Crawford quotes Anna Lauren Hoffman, a professor at the University of Washington’s Information School, who says:
“The problem here isn’t only one of biased datasets or unfair algorithms and of unintended consequences. It’s also indicative of a more persistent problem of researchers actively reproducing ideas that damage vulnerable communities and reinforce current injustices.” [p. 117]
Atlas of AI dives deeply into these profound and uncomfortable questions.
Unfortunately, the book offers nothing concrete in the way of solutions or even approaches to solutions.
Crawford calls for a “politics of refusal”, one that questions our current “technology first” approach to solving problems. We could be seeing some inklings of this, she says, in the growing resistance to the use of facial recognition software by police here in the US. She calls for an holistic approach to climate, labor, and racial justice issues, along with data protection, that would challenge the power structures that AI helps to reinforce.

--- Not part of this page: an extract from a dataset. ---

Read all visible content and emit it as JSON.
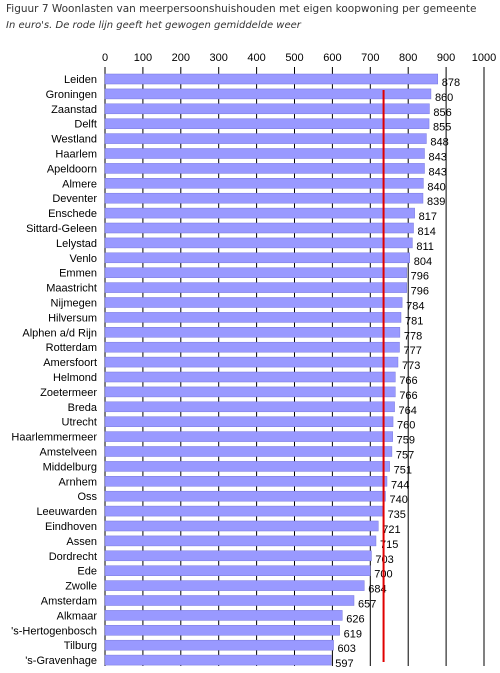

Sorry, too vague and too wooly for me. Yes, it’s true we need to consider the intersectionality of the many forms of injustice confronting our society today. But the book doesn’t contain a single specific proposal or policy recommendation. Crawford doesn’t even call for something as obvious as carbon pricing to reflect the true environmental costs of running data centers or cargo ships. Nor does she discuss any legal reforms that could make people the owners of their images or the data collected about them, or that might require affirmative consent for that data to be used by governments and corporations.
I still think AI brings huge benefits. I wear glasses and have trouble reading street and highway signs from a distance, so turn-by-turn GPS navigation helps me enormously. No one likes spam. AI is sometimes better at identifying cancerous tumors than doctors. These are just a few examples.
But clearly there are serious problems with AI too.
I think Crawford deserves credit for helping us to see the end-to-end systems of resource, labor, and data extraction that power artificial intelligence today, and for raising important questions about the real social and political impacts of AI.
We’ll just have to look elsewhere for solutions.
This one was a little long, and a little technical — thanks for reading.